Whether matter is 'primitive' or not it is necessary.
It has to be necessary, and indeed in the constructive sense: its
structure has to be derived from arithmetic, or from the assumption
that there is a universal machine (a weakening of Church thesis).
Using Matter here is like saying let us introduce some metaphysics
to not do the comparison.
I have no theory. I just take seriously the 1-person-3-person
problem. Comp forces to extend Everett move on the arithmetical
realm.
That's disingenuous. You use Bp to interchangably mean "believes p"
and "provable p".
Because I limit myself to a machine which believes in the axioms of
Peano arithmetic, which is enough to talk with that machine, about
that machines and the possibility of some stable realities.

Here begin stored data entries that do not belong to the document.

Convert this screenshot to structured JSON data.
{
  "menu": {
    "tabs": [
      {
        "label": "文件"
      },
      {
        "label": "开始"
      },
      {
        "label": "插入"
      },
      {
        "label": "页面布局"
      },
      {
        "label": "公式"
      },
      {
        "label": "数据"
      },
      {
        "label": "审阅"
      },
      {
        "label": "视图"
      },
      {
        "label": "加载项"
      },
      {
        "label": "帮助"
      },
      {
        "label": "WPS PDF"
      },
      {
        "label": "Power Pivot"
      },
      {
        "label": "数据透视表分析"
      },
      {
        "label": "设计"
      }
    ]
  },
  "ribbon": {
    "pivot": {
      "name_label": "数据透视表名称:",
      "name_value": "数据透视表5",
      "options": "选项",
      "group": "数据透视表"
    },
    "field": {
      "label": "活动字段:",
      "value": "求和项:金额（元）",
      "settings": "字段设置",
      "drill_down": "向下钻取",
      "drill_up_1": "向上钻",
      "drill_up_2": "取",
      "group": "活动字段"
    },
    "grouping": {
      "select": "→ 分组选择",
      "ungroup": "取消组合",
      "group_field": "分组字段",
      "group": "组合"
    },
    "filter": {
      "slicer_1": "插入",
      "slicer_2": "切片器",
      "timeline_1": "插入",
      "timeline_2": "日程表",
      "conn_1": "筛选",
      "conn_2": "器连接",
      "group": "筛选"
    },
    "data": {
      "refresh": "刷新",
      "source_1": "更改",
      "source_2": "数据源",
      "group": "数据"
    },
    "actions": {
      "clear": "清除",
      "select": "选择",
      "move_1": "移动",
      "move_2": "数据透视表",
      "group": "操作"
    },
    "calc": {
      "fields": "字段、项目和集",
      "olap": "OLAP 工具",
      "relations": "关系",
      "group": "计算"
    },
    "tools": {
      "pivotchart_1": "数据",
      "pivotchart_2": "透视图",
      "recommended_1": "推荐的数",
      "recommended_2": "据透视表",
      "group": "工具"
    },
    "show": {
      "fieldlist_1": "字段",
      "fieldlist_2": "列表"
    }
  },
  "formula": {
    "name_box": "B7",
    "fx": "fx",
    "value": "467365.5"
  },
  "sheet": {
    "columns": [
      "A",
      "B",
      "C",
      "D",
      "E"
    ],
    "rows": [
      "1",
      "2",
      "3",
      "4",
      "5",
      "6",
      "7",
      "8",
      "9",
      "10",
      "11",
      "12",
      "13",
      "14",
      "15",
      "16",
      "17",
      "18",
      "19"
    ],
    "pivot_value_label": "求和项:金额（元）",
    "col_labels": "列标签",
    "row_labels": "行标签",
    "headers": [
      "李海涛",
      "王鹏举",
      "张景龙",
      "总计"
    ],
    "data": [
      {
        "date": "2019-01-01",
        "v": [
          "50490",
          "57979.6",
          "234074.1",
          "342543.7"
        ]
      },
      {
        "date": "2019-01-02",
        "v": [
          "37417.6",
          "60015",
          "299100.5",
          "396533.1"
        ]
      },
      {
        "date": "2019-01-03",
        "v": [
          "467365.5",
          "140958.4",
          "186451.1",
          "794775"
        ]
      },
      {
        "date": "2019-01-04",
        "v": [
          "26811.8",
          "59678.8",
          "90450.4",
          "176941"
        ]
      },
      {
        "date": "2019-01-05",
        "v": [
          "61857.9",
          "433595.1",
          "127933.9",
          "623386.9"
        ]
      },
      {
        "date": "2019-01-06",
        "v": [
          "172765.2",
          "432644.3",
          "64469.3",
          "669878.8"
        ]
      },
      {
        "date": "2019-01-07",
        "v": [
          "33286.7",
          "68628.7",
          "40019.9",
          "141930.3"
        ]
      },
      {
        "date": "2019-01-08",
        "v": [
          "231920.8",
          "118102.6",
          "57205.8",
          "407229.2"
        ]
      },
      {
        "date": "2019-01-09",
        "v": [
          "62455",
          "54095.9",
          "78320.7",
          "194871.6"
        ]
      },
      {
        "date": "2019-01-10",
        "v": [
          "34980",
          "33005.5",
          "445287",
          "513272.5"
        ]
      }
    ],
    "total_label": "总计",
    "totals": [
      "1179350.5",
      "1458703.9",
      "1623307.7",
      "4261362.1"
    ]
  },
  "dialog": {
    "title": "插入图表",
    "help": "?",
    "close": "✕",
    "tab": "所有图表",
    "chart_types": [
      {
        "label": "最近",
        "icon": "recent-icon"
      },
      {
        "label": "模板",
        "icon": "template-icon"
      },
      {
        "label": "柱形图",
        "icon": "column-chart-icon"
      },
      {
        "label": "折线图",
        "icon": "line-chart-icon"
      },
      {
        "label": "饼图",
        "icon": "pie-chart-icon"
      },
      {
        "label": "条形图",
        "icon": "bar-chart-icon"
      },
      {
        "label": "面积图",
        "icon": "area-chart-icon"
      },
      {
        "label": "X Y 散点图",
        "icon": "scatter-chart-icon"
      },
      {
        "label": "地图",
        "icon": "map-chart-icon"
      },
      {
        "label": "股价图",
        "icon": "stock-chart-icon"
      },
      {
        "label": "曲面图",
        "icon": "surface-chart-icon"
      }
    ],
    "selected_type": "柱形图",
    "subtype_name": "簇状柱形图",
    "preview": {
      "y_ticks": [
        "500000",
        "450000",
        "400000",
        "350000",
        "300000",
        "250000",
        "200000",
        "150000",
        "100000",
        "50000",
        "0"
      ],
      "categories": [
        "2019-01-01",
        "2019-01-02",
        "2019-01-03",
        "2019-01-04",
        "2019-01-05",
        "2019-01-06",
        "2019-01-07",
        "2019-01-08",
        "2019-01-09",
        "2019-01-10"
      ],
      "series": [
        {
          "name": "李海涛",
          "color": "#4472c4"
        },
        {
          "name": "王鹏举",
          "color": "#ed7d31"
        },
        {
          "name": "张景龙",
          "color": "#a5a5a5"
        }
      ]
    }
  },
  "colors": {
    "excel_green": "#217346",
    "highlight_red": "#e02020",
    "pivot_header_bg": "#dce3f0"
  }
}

What I say will work for all sound recursively enumerable extension of
PA, like ZF.
If you believe in PA's axioms, then, as far as you are both a machine,
and sufficiently locally consistent, this applies to you.
It is not disingenuous, I have defined classical rational belief by
the modal logic, K, or K4 for the one with more introspection power.
It is standard in the field. It is a bit like accepting that 0 and 1
are *numbers* (which means numerous at the start).
Bruno
Brent
I don't know the answer, I expose the problem. I show also the
machine's solution to the problem and we can compare with nature's
apparent solution.
I don't defend any theory. Just searching, and proposing argument.
I have no claims. There should be no claim in science.